Все эти сведения, месье, — что они были писателями, то есть деятелями эпохи Просвещения, мощными механизмами, созданными, чтобы приумножать человеческое счастье, а заодно и собственную славу, но механизмами неисправными, вдовцами литературной славы или как это еще сказать... — все эти сведения можно почерпнуть из справочных табличек в коридоре, но на самой картине этого не видно. Потому что картина хорошая. Нет на ней ни муз, ни гусиных перьев, ни дум на челе, никаких неуместных проявлений внутреннего мира.
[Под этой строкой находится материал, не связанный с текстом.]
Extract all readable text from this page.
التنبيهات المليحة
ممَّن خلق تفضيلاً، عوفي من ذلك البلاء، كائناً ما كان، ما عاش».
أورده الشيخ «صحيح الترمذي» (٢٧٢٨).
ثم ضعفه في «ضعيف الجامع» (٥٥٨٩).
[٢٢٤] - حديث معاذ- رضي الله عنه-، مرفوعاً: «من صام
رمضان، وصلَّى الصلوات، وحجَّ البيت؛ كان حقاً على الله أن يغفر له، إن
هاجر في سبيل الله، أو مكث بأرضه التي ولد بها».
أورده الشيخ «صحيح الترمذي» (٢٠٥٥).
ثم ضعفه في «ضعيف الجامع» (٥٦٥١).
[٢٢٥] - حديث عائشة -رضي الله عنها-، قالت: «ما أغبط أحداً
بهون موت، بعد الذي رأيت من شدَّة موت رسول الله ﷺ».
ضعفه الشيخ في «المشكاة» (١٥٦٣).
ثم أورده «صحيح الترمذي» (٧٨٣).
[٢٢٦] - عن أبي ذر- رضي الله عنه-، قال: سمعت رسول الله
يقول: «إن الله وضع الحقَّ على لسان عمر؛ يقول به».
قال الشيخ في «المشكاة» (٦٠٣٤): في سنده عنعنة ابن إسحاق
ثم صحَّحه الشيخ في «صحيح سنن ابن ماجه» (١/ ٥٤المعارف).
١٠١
Но мне хочется думать, что Корантен одиннадцать раз изобразил здесь своего отца, так же как неким чудесным образом одиннадцать раз, но по-разному изобразил свою жизнь, свою любовь, свое проклятие и свое прощение. И разумеется, одиннадцать раз изобразил во весь рост несостоявшийся реванш отца и состоявшееся поражение.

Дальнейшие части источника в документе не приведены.